By Aliwassa Pathnadabutr
Managing Director of CBRE Thailand
Special to The Nation
Thailand will soon become an aged society with more than 20 per cent of the population estimated to reach 60 years old by 2022. Though we are still at the beginning of our journey, other developed countries have already established this industry and have learned what works for them and what doesn’t. Cultural differences will impact the way that each nation cares for the elderly and each nation will create a model slightly different from the each other.
In markets with established senior living developments, there are three primary categories which are Active / Independent Senior, Assisted Living, and Nursing Home Care. The various types will cater to different stages of life and the needs associated with those stages. Active adult residences are generally more like regular apartments with extra attention given to accessibility and on-site staff available to help in the event it is needed while nursing homes are for later years in life when more comprehensive and intensive care is needed to carry out regular daily activities.
Developments catering to expat retired seniors are plentiful and are mostly in the form of resort-style properties found in locations such as Pattaya, Phuket, Hua Hin, Bangkok, and Chiang Mai. Generally, these properties only cater to active seniors that can manage their day-to-day lives without any special personal assistance. On the other hand, for the Thai population, the senior living facilities are far and few between. The few existing schemes include assisted living and nursing homes. The most famous active senior homes that exist for Thais are generally for the lower end market. There are currently no selections of Active Senior Living developments for the middle to upper end of the market.
CBRE believes that Thai culture may be a limiting factor for the senior living developments as most Thai elders prefer to live with their families. However, this may change in the future due to decreasing birth rates and children’s migration to urban centers in search for work. The result is that there is going to be an increase of seniors that either have no children to look after them or who’s children are not capable of looking after their parent’s due to work and life requirements. Even today around 50 per cent of seniors do not live in the same town as their children and approximately 16 per cent have no living children at all. For now, senior living developments
is not a market that many developers have not tapped due to the complication of implementation; however, as the general housing market eventually peaks, senior housing needs may grow out of a niche and into a mainstream market big enough that some pioneering developers will create solutions for implementation.

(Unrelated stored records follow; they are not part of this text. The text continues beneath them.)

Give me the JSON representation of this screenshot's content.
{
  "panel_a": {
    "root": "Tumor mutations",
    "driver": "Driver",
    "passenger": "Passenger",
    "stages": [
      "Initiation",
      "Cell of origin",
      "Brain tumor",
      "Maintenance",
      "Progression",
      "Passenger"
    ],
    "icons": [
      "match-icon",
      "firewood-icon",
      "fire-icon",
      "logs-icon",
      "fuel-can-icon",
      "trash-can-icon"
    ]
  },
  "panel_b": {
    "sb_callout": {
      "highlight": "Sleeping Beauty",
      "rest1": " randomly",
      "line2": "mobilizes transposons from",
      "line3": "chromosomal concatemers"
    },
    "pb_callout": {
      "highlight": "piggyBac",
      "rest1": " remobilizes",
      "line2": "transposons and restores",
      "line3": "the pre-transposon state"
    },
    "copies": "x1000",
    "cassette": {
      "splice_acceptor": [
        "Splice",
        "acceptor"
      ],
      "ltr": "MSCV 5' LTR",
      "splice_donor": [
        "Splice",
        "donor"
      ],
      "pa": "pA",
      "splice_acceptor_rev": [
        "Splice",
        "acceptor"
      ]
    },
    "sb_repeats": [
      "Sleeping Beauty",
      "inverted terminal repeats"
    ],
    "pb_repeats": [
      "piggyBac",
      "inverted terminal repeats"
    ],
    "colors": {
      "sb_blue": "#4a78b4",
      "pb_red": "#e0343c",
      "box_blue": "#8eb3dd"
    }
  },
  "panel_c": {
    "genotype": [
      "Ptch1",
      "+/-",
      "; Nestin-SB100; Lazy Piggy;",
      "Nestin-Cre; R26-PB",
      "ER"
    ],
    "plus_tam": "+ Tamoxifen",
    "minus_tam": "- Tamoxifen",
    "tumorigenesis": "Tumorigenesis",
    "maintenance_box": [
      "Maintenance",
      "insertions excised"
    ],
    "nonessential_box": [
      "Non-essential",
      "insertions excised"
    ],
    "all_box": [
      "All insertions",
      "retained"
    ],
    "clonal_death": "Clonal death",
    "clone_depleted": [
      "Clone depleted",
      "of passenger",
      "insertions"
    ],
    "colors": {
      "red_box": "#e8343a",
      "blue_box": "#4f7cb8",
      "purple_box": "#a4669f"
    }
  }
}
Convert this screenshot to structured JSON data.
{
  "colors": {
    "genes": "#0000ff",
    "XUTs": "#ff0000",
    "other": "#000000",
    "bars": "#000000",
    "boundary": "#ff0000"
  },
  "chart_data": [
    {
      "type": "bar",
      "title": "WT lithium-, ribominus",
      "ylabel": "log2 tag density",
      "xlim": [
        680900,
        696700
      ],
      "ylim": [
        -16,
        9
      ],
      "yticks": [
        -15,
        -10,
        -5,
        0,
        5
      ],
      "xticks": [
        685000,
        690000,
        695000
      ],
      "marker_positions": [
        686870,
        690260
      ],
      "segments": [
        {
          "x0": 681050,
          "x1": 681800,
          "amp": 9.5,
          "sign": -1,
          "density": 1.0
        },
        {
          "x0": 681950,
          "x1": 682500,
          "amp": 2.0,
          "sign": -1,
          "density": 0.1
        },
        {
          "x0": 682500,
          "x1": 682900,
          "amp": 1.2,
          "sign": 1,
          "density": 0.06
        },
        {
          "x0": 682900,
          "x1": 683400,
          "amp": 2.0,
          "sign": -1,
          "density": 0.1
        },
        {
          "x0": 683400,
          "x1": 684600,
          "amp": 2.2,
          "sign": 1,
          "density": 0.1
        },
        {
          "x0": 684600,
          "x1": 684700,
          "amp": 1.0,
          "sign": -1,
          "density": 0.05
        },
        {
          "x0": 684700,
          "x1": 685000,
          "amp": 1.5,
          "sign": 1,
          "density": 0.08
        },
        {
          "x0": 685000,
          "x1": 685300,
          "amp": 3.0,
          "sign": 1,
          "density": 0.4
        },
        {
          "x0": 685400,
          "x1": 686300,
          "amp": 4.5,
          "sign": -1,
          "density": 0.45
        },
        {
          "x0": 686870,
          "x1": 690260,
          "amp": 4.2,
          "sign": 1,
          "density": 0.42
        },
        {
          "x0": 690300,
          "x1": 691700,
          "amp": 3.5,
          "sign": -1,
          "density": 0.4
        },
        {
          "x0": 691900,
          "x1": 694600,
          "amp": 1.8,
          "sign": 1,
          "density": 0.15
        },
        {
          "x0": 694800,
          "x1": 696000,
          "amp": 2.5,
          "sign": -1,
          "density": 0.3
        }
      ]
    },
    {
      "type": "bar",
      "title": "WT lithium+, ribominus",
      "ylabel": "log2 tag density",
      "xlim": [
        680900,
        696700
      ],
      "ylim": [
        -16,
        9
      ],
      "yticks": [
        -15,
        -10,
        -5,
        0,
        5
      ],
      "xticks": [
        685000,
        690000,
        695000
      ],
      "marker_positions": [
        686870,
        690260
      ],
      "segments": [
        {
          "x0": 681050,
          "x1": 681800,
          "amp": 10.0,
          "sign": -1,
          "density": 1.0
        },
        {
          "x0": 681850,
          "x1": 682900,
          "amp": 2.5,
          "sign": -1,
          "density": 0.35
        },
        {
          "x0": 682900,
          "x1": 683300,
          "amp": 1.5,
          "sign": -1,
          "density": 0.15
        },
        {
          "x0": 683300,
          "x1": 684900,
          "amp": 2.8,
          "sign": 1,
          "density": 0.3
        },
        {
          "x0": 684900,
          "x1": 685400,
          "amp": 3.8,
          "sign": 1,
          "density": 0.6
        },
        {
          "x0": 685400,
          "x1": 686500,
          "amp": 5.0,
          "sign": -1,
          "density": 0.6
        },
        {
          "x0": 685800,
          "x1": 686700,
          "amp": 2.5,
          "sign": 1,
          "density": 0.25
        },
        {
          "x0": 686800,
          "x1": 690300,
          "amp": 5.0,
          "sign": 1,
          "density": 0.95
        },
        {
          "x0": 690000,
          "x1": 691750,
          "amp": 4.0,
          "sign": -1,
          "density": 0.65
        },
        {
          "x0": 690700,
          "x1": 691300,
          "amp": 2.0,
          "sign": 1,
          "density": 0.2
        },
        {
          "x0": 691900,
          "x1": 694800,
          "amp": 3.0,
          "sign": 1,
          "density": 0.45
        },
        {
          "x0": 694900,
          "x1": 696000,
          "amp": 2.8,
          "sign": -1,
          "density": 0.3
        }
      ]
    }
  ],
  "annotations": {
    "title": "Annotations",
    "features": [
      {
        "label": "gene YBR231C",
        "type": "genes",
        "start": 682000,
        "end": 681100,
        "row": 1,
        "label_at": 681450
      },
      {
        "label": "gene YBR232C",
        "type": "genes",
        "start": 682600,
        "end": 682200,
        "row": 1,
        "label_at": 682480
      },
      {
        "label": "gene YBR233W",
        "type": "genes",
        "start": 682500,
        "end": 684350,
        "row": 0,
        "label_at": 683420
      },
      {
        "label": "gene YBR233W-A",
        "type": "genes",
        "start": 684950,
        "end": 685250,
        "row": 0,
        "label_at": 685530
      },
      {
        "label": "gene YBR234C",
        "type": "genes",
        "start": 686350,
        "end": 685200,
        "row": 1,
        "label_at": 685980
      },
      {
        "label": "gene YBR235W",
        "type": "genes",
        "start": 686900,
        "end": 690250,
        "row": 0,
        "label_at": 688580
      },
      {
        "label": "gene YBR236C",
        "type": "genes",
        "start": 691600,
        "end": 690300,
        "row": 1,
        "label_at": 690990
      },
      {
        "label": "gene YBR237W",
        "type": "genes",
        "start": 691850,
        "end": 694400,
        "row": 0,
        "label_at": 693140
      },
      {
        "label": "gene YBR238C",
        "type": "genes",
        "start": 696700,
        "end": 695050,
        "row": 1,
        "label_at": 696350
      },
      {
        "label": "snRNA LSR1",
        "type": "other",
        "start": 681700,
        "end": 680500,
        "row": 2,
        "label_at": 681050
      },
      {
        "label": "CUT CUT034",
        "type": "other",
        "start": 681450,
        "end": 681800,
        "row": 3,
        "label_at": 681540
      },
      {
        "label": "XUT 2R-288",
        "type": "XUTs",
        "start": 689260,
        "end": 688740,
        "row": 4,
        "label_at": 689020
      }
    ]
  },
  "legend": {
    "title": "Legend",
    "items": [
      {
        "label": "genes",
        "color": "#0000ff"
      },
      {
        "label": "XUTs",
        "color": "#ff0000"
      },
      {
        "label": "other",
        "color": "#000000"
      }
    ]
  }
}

It is a matter of defining the balance between Thai cultural tradition and a housing model that will serve the needs of a generation of seniors with no children to depend on. We do not believe models which work in the West copied in Thailand would necessarily be appropriate solutions for Thai culture, especially for the upper end of the market. But we do believe that individuals reaching senior age, with no one to depend on, will begin looking for a place with a community that they can feel safe in and cared for.